Reading Online Novel

The Exception(62)



“Get on your hands and knees.”

I rolled over and got onto all fours without a second thought. I normally hated being in this position. It seemed so crass, so unattractive. But with Cane, it didn’t seem like that big of a deal.

I could hear him remove his pants and the sound of cellophane crunching as he removed a condom from its wrapper. He wrapped one arm around my stomach and pulled me to the end of the bed, until I was actually standing on the floor with my stomach lying on the top of the mattress.

He caressed my ass with his hands, smacking it smartly before grabbing his cock and guiding it into my wetness. “This is going to be quick. I need it too much to make it last.”

I was still sensitive and the contact made me yelp. He grabbed my hips with his hands roughly and pounded into me, his pace growing quicker with each thrust. I called out, my body exploding again before he pressed into me and stilled, finding his release. He pulled out of me slowly and I climbed onto the bed, burying myself in the blankets. Cane was quick to join me, pulling me into him, my back into his front. He rested his chin on top of my head and I could hear his heart beating steadily … reliably. I took comfort in that, nestling back against him.

“How are you feeling?” His voice was soft against my ear.

“Good. Relaxed. How do you feel?”

“Strange.”

I turned to look at him. “Care to explain?”

He laughed. “I’m not a cuddler, Jada. This is cuddling.”
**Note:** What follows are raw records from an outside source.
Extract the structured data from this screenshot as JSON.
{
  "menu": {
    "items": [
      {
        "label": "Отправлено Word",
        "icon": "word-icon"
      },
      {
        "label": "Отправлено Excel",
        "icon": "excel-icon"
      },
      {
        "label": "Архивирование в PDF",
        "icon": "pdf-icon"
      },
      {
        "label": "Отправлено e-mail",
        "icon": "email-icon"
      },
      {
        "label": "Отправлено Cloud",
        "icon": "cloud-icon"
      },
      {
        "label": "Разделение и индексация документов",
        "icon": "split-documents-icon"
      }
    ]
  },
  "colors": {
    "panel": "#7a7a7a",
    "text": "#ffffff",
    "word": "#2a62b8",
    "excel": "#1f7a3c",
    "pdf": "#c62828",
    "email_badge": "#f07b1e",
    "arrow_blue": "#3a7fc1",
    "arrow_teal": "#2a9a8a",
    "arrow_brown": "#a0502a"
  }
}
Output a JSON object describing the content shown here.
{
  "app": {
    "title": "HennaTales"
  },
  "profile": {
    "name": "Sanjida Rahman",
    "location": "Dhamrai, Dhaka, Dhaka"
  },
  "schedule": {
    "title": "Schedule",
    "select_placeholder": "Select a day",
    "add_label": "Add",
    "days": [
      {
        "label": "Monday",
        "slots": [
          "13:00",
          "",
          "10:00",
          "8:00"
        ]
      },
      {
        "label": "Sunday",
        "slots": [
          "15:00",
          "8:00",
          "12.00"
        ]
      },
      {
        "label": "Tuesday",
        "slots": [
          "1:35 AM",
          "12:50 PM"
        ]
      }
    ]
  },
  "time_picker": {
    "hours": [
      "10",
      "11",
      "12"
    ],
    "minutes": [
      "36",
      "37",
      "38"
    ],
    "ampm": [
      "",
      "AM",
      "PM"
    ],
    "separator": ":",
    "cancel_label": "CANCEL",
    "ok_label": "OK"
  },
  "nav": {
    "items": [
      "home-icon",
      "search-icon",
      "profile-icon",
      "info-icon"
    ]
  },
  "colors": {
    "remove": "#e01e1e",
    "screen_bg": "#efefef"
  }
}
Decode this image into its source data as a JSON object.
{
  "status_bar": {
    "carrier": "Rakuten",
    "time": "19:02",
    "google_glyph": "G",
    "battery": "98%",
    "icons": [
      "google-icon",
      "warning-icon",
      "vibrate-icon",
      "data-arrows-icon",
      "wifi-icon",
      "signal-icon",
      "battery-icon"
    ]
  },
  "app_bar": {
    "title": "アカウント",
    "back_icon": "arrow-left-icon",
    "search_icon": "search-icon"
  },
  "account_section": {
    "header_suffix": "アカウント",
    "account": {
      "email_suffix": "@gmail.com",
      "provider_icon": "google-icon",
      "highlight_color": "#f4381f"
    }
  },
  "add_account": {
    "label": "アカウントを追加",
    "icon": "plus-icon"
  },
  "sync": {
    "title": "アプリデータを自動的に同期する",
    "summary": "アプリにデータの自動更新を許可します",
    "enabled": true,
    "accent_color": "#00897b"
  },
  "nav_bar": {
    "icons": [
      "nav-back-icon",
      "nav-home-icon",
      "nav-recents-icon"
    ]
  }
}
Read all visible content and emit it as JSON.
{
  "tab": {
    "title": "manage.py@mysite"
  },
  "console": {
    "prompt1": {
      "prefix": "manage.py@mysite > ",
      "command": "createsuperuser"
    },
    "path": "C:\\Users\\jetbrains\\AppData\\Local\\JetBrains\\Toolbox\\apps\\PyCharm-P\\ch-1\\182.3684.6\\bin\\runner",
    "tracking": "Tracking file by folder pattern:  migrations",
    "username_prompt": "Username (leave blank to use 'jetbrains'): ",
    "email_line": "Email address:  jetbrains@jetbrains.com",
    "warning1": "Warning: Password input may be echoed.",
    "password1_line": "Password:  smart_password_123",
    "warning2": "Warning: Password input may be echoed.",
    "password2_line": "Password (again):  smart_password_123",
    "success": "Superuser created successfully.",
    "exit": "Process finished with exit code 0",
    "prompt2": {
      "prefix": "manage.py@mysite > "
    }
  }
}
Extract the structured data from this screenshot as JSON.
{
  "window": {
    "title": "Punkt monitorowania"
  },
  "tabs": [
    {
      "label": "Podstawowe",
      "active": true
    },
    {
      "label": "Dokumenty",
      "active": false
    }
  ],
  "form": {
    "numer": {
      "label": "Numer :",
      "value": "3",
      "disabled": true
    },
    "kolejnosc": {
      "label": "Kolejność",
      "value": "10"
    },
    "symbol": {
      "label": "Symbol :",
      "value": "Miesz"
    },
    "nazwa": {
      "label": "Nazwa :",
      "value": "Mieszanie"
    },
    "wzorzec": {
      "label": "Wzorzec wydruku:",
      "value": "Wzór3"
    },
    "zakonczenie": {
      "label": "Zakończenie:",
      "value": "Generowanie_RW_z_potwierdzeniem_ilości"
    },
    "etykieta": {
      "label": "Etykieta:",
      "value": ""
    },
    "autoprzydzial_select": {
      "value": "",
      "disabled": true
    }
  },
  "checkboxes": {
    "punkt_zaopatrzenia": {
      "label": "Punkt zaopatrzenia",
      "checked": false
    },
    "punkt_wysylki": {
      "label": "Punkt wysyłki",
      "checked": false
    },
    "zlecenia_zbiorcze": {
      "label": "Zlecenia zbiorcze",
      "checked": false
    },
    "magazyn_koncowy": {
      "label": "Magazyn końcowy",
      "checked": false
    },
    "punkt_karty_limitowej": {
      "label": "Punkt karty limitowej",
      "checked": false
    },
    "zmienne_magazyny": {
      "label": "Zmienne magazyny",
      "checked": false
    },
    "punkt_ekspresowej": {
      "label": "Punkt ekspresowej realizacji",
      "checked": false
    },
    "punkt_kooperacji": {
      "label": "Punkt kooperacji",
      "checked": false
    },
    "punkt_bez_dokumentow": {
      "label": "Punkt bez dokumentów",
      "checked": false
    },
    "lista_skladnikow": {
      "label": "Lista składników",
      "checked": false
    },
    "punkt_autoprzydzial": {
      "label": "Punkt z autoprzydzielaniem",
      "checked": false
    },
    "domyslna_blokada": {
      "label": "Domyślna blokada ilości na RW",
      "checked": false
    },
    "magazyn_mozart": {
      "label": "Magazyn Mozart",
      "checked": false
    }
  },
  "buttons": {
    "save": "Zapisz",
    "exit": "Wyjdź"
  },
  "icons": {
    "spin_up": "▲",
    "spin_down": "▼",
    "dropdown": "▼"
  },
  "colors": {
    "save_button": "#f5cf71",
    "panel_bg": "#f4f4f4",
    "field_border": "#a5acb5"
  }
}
“Don’t worry. I won’t tell anyone.”

“I am kind of liking this right now. I hope you don’t have any plans for a while.”

“It’s your lucky day.”

“I haven’t had any of those in a while.”

“Me either,” I said with disdain.

“Hey! I don’t want to hear any of that,” he said, kissing my cheek. “We’ve both had some shitty days, but they got us here.”

“I like being here.”

“Me, too, Jada. Me, too.”





JADA

Breathe, Jada. Breathe.

I pulled up to Kari’s cream colored stucco house and looked around nervously before I got out of the car. Everything looked normal. The neighbor lady across the street was watering her bushes and a teenager a couple of houses down was tossing a basketball through a hoop.

I gave the house a final once over. The curtains were all drawn, the wooden door closed, the landscaping tidy. Nothing looked out of place.

I exited the Jeep and made my way to the house. My steps were quicker than normal, my heart matching my steps stride-for-stride.

Even though none of us had heard from Simon since the incident, I still felt a lot of anxiety when I was alone.

What if he came for me again?

I unlocked the door swiftly and locked it behind me. The security system began beeping and I disarmed and rearmed it, before tossing my things on the chair by the stairs and making my way over to Kari’s sofa.

I sat down and kicked my feet up on the coffee table, smiling to myself that if my sister was home, she would be going on and on about how unsanitary it was.

I closed my eyes and breathed deeply.

Cane had stayed with me the entire weekend; he seemed as unsure about leaving me as I felt about him going. We had the house to ourselves because Kari worked a couple of shifts and then spent the rest of the weekend at Max’s. I was worried that it would feel weird because we knew so little about each other.

Despite my concerns, everything was great. Maybe even perfect … until Sunday.

I needed to call my father and explain most of what had happened. Cane thought we should go see him in person and then drive to his house stay the night. I didn’t want to discuss everything with my father in front of Cane. Moreover, I didn’t want to leave the house. And staying at Cane’s so soon just seemed like a bad idea. It was too much, too soon.

With Cane in the shower, I had called my dad and told him I had dinner with Simon and that it had ended badly. Of course he was angry that I had been with Simon at all, thanks to Cane’s phone call. When I told him I was fairly certain that Simon wouldn’t follow through with the purchase of Solomon Place, he said he had received a phone call Friday afternoon from Simon’s lender. Dad wasn’t sure what was going on, but apparently Simon’s financial backing had fallen through.

So many things had happened so quickly. As I sat on Kari’s couch, a mixture of emotions rolled through me. I was still nervous about Simon, even though Cane assured me everything would be taken care of. I was excited and nervous about my relationship with Cane. I was grateful things didn’t end worse with Simon. And I was disappointed that I let myself get played by him in the first place.